Less Wrong is a community blog devoted to refining the art of human rationality. Please visit our About page for more information.

Comment author: Yosarian2 26 May 2017 10:01:10AM 2 points [-]

Another big difference is if there's no intelligence explosion, we're probably not talking about a singleton. If someone manages to create an AI that's, say, roughly human level intelligence (probably stronger in some areas and weaker in others, but human-ish on average) and progress slows or stalls after that, then the most likely scenario is that a lot of those human-level AI's would be created and sold for different purposes all over the world. We would probably be dealing with a complex world that has a lot of different AI's and humans interacting with each other. That could create it's own risks, but they would probably have to be handled in a different way.

Comment author: AlexMennen 26 May 2017 05:43:10PM 1 point [-]

Good point. This seems like an important oversight on my part, so I added a note about it.

Comment author: SoerenE 26 May 2017 11:53:30AM 2 points [-]

You might also be interested in this article by Kaj Sotala: http://kajsotala.fi/2016/04/decisive-strategic-advantage-without-a-hard-takeoff/

Even though you are writing about the exact same subject, there is (as far as I can tell) no substantial overlap with the points you highlight. Kaj Sotala titled his blog post "(Part 1)" but never wrote a subsequent part.

Comment author: AlexMennen 26 May 2017 05:31:33PM 1 point [-]

Thanks for pointing out that article. I have added a reference to it.

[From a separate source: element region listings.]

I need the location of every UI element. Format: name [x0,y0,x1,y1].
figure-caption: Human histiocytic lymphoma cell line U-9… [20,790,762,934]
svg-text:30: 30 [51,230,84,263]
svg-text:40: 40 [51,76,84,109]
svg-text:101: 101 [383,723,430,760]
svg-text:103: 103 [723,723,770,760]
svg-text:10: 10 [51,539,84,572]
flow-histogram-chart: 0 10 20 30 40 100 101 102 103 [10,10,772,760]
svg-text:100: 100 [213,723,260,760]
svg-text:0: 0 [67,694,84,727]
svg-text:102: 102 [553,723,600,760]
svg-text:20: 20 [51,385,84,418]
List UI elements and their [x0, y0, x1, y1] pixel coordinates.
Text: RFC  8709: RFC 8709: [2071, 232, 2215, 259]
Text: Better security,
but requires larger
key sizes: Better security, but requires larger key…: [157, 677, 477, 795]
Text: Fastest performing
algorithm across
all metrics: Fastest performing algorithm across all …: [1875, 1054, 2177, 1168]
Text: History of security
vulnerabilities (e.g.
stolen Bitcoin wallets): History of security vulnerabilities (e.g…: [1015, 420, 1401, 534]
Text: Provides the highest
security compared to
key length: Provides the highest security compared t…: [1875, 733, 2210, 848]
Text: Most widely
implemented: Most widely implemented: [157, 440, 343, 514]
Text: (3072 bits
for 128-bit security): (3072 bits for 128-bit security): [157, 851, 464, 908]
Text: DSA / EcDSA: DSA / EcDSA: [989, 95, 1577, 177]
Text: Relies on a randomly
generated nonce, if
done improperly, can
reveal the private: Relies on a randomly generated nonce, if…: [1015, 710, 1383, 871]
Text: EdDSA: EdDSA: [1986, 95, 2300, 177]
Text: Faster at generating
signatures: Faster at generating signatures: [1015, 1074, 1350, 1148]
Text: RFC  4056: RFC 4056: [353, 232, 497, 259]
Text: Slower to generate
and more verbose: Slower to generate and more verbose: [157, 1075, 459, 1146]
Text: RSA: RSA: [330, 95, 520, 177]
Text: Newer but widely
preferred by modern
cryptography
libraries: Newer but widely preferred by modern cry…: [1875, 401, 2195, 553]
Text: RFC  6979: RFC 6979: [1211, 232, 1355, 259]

Existential risk from AI without an intelligence explosion

9 AlexMennen 25 May 2017 04:44PM

[xpost from my blog]

In discussions of existential risk from AI, it is often assumed that the existential catastrophe would follow an intelligence explosion, in which an AI creates a more capable AI, which in turn creates a yet more capable AI, and so on, a feedback loop that eventually produces an AI whose cognitive power vastly surpasses that of humans, which would be able to obtain a decisive strategic advantage over humanity, allowing it to pursue its own goals without effective human interference. Victoria Krakovna points out that many arguments that AI could present an existential risk do not rely on an intelligence explosion. I want to look in sightly more detail at how that could happen. Kaj Sotala also discusses this.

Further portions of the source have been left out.